PETERSON AIR FORCE BASE, Colo. –
The third in a series of Global Information Dominance Experiments (GIDE) took place July 8-15, 2021, and was designed to enable cross-Combatant Command collaboration to generate globally integrated effects using artificial intelligence (AI) enabled information.
North American Aerospace Defense Command (NORAD) and U.S. Northern Command (NORTHCOM), in collaboration with all eleven U.S. combatant commands, have executed the third in a series of Global Information Dominance Experiments (GIDE), in partnership with the Joint Artificial Intelligence Center, the Undersecretary of Defense for Intelligence and Security's Project Maven and with significant funding and manpower support from the Department of the Air Force's Chief Architect Office.
These experiments use technology that is available today to enable decision makers to have relevant information sooner, thus creating decision space for senior leaders by providing proactive options. The series of GIDE events are technology risk reduction experiments that complement a shift in focus from pure defeat mechanisms toward earlier deter and deny actions well left of conflict, consistent with the Department of Defense’s prioritization of integrated deterrence.
Secretary of Defense Lloyd Austin recently said, “Integrated deterrence is about using the right mix of technology, operational concepts, and capabilities—all woven together in a networked way that is so credible, flexible, and formidable that it will give any adversary pause.”
The Global Information Dominance Experiment 3, or GIDE 3, was executed in three synchronized but distinct stages. Stage one focused on cost-effective data solutions to increase decision space through earlier indications and warnings (I&W). Stage two evaluated the ability to respond to contested logistics and demonstrated global collaboration to rapidly create deterrence options and dynamic contested logistics planning. The final stage, stage three, demonstrated the Joint Artificial Intelligence Center’s Matchmaker capability for machine-enabled crisis deterrence and conflict defense options. This was tied to live representative threats and real-world assets allowing the participating organizations opportunities to exercise global integration.
"The GIDE 3 experiment showcased how the software tools designed for cross-combatant command collaboration, assessment, and decision-making can be used to enable more effective global logistics coordination, intelligence sharing and operations planning," said Gen. Glen VanHerck, commander, NORAD and NORTHCOM. "By integrating more information from a global network of sensors and sources, using the power of AI and machine-learning techniques to identify the important trends within the data, and making both current and predictive information available to commanders, NORAD and USNORTHCOM are giving leaders around the globe more time to make decisions and choose the best options available, whether in competition, crisis or conflict."
The first GIDE was held in December 2020. During that experiment, NORAD and USNORTHCOM, in coordination with U.S. Southern Command, U.S. Indo-Pacific Command, U.S. Transportation Command, U.S. Strategic Command, and the Under Secretary of Defense for Intelligence and Security-convened a digital table-top exercise to prototype cross-combatant command collaboration using AI-enabled early warning alerts of peer-level threat movements.
GIDE Two (GIDE 2) was held in March 2021. GIDE 2 expanded participation to include all combatant commands and the JAIC. The goals of the experiment were to gain a common understanding and picture of the threat for each of the combatant commanders; obtain earlier indications of adversary actions through artificial intelligence and machine-learning tools; and conduct cross-combatant command coordination on response actions, thereby obtaining faster decisions and ultimately, improving deterrence.
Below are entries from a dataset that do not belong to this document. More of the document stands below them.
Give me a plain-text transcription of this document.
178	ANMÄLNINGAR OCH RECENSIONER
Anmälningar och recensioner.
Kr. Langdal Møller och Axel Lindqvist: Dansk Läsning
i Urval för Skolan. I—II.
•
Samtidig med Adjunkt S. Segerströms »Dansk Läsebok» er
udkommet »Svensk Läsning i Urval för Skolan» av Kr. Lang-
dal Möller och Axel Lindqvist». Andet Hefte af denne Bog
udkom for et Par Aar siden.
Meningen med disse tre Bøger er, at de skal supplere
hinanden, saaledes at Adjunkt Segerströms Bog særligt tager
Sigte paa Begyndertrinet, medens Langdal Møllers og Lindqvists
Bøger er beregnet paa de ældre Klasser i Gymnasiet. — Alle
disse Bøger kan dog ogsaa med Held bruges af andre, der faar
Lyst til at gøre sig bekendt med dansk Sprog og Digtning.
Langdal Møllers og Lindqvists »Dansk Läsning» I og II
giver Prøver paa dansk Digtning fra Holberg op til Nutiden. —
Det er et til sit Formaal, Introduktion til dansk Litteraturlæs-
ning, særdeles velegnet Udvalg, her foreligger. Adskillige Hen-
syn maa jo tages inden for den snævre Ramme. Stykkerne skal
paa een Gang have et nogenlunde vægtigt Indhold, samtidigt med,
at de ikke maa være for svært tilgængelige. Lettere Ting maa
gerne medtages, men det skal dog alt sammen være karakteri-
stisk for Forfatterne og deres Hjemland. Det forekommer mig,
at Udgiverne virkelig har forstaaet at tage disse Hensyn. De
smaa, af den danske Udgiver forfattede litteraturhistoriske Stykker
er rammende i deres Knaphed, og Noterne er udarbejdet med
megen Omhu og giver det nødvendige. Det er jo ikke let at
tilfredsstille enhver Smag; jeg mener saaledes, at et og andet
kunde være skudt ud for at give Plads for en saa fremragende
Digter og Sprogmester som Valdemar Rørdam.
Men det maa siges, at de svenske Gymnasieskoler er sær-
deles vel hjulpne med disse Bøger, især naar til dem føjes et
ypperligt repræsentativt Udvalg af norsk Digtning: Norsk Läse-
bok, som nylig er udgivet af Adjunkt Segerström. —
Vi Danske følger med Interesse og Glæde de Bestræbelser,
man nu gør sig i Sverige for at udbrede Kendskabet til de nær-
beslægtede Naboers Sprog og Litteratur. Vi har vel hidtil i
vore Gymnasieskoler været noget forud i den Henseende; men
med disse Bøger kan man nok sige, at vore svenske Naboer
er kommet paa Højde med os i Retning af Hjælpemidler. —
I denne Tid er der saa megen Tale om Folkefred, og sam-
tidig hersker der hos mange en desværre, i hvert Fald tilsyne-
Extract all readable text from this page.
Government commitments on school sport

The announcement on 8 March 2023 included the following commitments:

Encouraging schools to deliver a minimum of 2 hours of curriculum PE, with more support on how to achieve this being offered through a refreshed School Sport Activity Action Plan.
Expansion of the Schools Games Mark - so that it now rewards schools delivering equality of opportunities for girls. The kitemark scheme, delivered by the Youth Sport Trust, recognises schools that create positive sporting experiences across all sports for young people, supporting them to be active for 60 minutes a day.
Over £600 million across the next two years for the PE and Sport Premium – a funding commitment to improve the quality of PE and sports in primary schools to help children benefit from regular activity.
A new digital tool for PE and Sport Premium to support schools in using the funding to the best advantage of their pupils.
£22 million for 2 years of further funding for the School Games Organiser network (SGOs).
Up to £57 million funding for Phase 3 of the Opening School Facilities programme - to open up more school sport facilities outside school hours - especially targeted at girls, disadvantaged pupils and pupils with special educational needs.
GIDE 2 incorporated “live-fly” events that provided additional input into the experiment which demonstrated not only increased global integration and cross-combatant command collaboration, it also introduced machine-enabled response options and links to live Service-level data sets.
During GIDE 3, NORAD and U.S. Northern Command received support from the Department of the Air Force Chief Architect Office who conducted ADE 5, the CAO’s fifth in a series of Architecture Demonstration and Evaluation events that examine enterprise-wide architectures and their integration while facilitating information advantage and decision making superiority technology demonstrations to inform future architecture development. CAO provided significant funding and manpower resources to execute GIDE 3, enabling a much more robust real-world construct upon which to demonstrate and evaluate baseline architectures for the Services and DoD.
"Our nearly two-year experimentation partnership with NORAD and U.S. Northern Command on three of our five events has yielded tremendous progress in designing and evaluating and the technical architectures that enable our joint warfighters," said Preston Dunlap, the Air and Space Forces' Chief Architect. "We're grateful to have willing and motivated partners like NORAD and U.S. Northern Command who are eager to get after the difficult decision superiority for strategic leadership challenges, all the way down to agile, distributed decision superiority at the edge problem sets that we tackled in GIDE 3 and ADE 5."
NORAD and NORTHCOM continue learning from these experiments and are working with partners to initiate planning for the next experiment in the GIDE series.